At the end of the week, she was supposed to meet Nathan on the edge of Bear Valley territory with information about this clan, and she’d gathered exactly nothing she could use against them. And the biggest part of her was glad she hadn’t. Maybe she could just make stuff up.

“Here’s Daria’s house,” Hannah said, interrupting her troubled reverie. “We’ll wait out here, and then take you to Chase.”

Just the mention of his name sent a trill of anticipation down her spine. Her stomach clenched and warmth spread through her middle as she imagined, for the tenth time today, his flexed body as he had washed his face last night.

The door to Daria’s house was open and the fragrant smell of herbs and spices and dried lavender filled the air. The windows were open, filling the large front room with natural light and everywhere, plants in different stages of drying hung from the low rafters. She ducked under and upside down bushel of blood flowers.

“Hello?” she called out.

“In here,” came Daria’s reply.

Anya made her way to a dining area, or what would’ve been a dining area if the table hadn’t been made into a sterile surface to receive patients.

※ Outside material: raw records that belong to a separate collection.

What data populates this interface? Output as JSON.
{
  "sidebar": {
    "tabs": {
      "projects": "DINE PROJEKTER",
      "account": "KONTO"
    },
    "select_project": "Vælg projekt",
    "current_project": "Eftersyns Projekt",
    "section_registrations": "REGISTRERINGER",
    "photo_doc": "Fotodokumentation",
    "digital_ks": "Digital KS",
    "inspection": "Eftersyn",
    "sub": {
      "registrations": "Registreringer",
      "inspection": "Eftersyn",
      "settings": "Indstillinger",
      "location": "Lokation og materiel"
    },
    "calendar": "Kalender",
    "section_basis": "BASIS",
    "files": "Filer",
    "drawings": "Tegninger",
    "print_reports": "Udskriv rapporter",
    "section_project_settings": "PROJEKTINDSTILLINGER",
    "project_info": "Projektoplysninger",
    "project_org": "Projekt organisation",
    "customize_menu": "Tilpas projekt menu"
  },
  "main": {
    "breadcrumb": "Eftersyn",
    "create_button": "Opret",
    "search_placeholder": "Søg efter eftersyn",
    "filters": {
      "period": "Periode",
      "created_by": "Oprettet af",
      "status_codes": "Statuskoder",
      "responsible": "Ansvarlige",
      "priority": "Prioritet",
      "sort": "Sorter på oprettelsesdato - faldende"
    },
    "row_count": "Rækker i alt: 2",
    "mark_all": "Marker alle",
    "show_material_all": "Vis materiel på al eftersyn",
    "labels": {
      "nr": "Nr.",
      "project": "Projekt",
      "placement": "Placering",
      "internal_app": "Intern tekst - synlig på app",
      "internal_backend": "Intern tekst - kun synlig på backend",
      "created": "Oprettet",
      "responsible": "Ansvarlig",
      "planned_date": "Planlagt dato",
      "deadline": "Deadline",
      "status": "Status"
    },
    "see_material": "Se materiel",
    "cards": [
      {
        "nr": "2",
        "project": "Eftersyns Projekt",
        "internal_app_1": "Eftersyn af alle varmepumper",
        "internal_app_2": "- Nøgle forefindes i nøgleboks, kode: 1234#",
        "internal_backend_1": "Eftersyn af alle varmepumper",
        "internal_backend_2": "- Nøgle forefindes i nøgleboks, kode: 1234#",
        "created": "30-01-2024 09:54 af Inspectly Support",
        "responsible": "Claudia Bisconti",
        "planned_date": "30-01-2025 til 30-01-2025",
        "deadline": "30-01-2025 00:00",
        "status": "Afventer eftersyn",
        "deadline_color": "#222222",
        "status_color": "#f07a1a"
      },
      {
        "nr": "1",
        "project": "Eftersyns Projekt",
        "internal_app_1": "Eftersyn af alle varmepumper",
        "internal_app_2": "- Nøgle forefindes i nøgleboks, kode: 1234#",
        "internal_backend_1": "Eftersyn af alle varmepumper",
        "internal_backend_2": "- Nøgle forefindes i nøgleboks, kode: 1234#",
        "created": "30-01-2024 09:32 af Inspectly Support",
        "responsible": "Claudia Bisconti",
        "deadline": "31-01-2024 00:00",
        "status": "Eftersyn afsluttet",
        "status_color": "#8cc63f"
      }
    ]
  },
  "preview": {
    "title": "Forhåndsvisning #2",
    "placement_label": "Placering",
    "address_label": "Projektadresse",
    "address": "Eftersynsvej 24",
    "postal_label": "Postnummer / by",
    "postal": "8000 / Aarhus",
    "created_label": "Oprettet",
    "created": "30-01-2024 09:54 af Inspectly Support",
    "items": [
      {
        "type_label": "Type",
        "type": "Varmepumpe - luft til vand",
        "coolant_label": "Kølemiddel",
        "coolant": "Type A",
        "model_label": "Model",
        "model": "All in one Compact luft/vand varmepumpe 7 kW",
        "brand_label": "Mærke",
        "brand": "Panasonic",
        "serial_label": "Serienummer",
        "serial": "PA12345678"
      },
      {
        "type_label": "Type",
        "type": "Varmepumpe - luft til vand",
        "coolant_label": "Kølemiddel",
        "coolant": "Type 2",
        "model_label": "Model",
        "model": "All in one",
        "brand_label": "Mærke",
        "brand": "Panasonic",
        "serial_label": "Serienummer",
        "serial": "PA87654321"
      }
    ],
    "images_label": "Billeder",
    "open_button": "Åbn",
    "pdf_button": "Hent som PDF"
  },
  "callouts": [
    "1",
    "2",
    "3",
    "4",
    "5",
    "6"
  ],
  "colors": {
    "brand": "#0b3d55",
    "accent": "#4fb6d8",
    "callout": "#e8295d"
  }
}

“You must be the Long Claw transplant,” an older woman with gray streaked hair pulled back into a ponytail said.

Her smile was friendly and Anya relaxed. “I am, only arrived last night. I wondered if I could ask you some questions that I was unable to ask my healer back home.”

“Sure, dear. Have a seat.”

Settled across from the healer, she fidgeted, unsure of where to start. Best to just say it. “I haven’t had a heat in over eighteen months. I was wondering if that meant my child bearing years are finished.”

Daria looked surprised, then patted her hand, which rested clenched on her knee. “Without a proper examination I’ll only be guessing, but I’ve seen this before. You were mated to Nathan, yes?”

Mated to him? The term sounded more and more wrong, especially with everything she was learning in Bear Valley. Manipulated or misused sounded more like it. “I don’t know,” she said honestly. “I thought I was.”

“And you weren’t the only female he had, correct?”

A nod was all Anya could muster.

Daria leaned forward, eyes serious. “Did he make you happy?”

This was the question she hadn’t planned on. Happy? She didn’t even know what that was anymore. But if she admitted the truth, out loud, she’d never be able to go back to the way she was. Her admission would change something fundamental about her, and she wouldn’t be able to go back to living under Nathan’s thumb. If she admitted how unhappy she’d really been, her fractured world would crumble to dust and ash around her.

“Anya?” Daria said, coercing the dreaded words from her throat.

“No. I wasn’t happy.” Even to herself, her voice sounded weak and strangled.

The healer didn’t look surprised, only sad and sympathetic. “You have to consider the possibility that you haven’t been in heat because your body isn’t in a good place to have a cub with that man. It’s a mental thing, Anya. Your body was telling you something, you just didn’t know how to interpret it. I can do an examination on you and have a better idea of what’s going on, but I’m fairly certain that is your answer. I’ve seen it three times before this, and every one was caused by stress and unhappiness, or some kind of emotional struggle. It’ll come back when you relax and get to a better place.”